A category 1 bear is one that is aggressive and poses a more immediate threat to people and property. In the worst case scenario, the GFP would euthanize the bear, Klosowski said.

The bears sighted since 2018 have been in category 2 or 3.

“Bears doing normal bear stuff,” Klosowski said.

Don’t feed the bears

While bears are exciting they also pose challenges.

Klosowski said the GFP is sharing information about black bears, especially to those who live and work the areas where bears have been spotted.

One of the first rules is not to feed the bears.

Property owners are reminded to bring in garbage cans and to not store pet food outside, Klosowski said.

Bears “love bird feeders,” Klosowski said.

“When it’s trash day and there are 15 trash bins out, that’s like a smorgasbord,” Klosowski said.

The GFP also recommends consulting the BearWise organization at its website bearwise.org to learn more about living with black bears.

How can the GFP learn more about black bears?

The GFP has experience in trapping and tagging mountain lions, bighorn sheep and bobcats but the agency hasn’t trapped and tagged a bear, Klosowski said.

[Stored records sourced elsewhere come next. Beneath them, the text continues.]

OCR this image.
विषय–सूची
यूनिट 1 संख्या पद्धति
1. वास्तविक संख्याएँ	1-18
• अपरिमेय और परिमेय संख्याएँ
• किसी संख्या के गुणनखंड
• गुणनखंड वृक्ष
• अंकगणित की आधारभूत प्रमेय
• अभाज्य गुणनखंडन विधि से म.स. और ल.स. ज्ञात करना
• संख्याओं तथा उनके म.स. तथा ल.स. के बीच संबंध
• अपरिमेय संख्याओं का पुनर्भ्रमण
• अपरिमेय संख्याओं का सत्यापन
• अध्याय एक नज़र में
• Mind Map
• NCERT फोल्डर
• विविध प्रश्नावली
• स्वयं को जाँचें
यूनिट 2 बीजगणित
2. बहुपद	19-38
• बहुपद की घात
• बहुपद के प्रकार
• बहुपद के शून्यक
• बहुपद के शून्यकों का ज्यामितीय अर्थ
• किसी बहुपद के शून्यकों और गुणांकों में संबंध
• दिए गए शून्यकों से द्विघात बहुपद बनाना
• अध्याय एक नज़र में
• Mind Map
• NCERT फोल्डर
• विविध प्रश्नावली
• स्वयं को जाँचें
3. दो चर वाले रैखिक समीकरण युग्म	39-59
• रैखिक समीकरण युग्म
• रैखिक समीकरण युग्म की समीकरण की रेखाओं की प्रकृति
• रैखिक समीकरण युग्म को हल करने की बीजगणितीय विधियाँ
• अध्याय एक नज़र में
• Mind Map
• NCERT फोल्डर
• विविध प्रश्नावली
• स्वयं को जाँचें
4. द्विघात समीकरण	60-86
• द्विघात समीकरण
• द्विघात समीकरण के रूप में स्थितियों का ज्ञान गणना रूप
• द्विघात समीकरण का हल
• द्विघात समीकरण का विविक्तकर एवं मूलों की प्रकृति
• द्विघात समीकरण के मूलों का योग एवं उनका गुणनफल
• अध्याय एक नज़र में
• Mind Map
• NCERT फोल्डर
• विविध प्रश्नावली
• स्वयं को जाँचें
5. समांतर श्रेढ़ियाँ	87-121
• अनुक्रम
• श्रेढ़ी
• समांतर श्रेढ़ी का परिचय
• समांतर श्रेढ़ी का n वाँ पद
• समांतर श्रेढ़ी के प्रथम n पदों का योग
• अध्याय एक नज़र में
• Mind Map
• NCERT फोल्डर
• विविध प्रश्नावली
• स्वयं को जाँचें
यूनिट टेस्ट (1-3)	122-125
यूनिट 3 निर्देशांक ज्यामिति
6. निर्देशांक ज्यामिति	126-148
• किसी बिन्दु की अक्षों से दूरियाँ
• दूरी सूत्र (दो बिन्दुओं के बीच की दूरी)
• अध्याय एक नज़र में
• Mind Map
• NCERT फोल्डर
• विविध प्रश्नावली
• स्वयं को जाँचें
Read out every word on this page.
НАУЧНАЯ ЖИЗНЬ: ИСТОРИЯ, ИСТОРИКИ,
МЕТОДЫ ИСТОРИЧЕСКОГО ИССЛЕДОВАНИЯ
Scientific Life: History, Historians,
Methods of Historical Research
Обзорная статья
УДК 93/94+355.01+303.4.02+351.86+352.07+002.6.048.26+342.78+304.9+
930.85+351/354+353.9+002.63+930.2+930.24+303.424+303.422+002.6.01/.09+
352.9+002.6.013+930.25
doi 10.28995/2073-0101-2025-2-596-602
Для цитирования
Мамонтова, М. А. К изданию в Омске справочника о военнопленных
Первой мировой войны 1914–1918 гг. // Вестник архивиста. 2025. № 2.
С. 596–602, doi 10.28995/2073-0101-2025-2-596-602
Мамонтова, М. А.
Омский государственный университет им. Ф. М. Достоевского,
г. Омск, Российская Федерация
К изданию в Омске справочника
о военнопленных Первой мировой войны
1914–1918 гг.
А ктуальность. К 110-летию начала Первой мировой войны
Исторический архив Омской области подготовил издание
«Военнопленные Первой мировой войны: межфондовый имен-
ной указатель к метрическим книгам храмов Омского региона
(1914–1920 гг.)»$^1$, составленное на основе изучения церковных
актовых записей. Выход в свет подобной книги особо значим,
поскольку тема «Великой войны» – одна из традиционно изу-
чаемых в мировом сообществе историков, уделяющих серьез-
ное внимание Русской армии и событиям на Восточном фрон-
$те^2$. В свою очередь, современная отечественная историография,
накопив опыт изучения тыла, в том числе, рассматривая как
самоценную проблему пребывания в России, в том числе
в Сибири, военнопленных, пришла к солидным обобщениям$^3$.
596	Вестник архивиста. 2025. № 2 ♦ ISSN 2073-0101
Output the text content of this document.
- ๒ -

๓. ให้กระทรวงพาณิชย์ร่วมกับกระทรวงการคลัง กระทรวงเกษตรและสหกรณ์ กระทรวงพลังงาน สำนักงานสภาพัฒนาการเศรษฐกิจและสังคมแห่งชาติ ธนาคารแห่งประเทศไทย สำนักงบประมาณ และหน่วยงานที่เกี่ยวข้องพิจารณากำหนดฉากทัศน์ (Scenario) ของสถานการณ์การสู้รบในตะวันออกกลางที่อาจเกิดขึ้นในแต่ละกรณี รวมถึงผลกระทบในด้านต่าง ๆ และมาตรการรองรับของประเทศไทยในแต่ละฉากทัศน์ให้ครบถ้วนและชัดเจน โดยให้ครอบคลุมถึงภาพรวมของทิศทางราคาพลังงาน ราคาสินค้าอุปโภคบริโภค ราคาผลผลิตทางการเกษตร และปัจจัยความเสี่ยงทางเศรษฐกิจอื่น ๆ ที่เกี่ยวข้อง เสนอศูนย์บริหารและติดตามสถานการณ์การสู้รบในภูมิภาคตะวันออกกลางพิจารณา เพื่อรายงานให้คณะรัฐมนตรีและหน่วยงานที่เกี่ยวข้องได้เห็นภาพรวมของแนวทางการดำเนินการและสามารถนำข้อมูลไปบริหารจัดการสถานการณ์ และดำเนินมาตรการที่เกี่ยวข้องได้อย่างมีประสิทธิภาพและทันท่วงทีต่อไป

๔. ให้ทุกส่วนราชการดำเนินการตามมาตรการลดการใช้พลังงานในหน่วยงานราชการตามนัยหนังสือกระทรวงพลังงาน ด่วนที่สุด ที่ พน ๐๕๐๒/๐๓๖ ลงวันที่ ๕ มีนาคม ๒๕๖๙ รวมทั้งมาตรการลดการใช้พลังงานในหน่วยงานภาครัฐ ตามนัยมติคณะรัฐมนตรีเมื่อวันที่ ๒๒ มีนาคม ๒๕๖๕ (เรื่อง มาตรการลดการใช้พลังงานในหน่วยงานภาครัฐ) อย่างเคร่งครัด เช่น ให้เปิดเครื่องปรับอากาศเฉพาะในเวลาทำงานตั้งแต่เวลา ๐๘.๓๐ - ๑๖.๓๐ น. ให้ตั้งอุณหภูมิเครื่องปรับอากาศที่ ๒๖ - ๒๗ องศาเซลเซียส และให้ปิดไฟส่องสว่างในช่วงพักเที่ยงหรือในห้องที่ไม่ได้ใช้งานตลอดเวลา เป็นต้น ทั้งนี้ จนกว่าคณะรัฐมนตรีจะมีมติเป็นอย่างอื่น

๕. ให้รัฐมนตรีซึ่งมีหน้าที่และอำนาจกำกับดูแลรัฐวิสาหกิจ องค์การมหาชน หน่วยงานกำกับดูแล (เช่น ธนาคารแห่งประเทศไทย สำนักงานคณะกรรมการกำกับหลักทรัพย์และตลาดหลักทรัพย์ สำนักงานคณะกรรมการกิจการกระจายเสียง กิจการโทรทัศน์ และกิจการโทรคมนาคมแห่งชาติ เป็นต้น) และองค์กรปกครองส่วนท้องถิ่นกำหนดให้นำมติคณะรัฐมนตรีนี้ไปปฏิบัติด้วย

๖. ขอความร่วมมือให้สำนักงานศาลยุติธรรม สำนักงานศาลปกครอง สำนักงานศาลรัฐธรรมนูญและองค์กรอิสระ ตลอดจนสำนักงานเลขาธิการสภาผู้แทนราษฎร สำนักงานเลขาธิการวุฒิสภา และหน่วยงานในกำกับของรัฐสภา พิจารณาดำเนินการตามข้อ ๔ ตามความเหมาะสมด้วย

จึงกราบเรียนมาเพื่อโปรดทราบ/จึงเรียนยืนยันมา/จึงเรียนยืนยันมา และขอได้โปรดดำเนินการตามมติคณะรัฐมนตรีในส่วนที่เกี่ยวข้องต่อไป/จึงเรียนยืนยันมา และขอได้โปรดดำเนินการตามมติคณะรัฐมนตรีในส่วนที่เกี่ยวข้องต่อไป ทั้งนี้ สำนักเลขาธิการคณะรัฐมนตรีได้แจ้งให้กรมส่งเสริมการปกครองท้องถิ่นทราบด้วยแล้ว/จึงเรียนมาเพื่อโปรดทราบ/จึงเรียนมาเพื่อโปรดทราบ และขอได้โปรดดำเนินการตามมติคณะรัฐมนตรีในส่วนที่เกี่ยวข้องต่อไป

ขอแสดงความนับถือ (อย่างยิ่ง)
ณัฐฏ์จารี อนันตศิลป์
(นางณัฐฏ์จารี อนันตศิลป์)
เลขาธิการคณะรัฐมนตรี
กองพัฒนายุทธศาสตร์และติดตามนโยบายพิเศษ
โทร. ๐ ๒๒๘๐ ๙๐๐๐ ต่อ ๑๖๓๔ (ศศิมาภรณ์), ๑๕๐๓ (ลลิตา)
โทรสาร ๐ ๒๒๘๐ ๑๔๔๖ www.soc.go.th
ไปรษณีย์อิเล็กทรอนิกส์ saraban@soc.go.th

If the right opportunity is there, the GFP would like to trap and attach a tag to a black bear and collect a DNA sample. The tag and the DNA can help the GFP learn if the bear has settled in the Black Hills region and if it is related to other bears that may be tracked or found elsewhere.

The GFP does have one staff member with bear experience, he said. Also there are agencies in other states who can provide advice on trapping and tagging bears.

But since, bear sightings have been consistently at 10 to 12 per year since 2018, the GFP has been preparing for the possibility of trapping a bear to tag, Klosowski said.

The sightings in 2018 prompted the GFP to make a black bear response plan, Klosowski said.

Where do the bears come from?

Some of the bears spotted in South Dakota could come from the Bighorn Mountains of Wyoming.

Klosowski said Wyoming game agents have spotted black bears traveling across the state toward eastern Wyoming and western South Dakota.

There are bears in the Bear Lodge Mountains, in the Wyoming Black Hills.

It’s also possible the bears come from Montana and from a mountain range near Laramie, Wyoming.

It’s about 100 to 130 miles from the Laramie range to the Black Hills. “That isn’t too far for them to travel,” Klosowski said.

Not just in the Black Hills area

KELOLAND has reported on bear sightings in other parts of South Dakota.

Last May, a bear was spotted near Aberdeen. A person captured video of the roaming bear.

In 2018, a bear was also spotted near Wilmot, in eastern South Dakota.

While South Dakota Game, Fish and Parks Department District Supervisor Jamie Pekelder watch the bear who had climbed into a women’s tree near Twin Brooks, he said they stayed a safe distance away.

“It’s still a wild animal,” Pekelder said. “It realizes it’s not in bear country here.” 

The bear could have come from northern Minnesota or from Canada.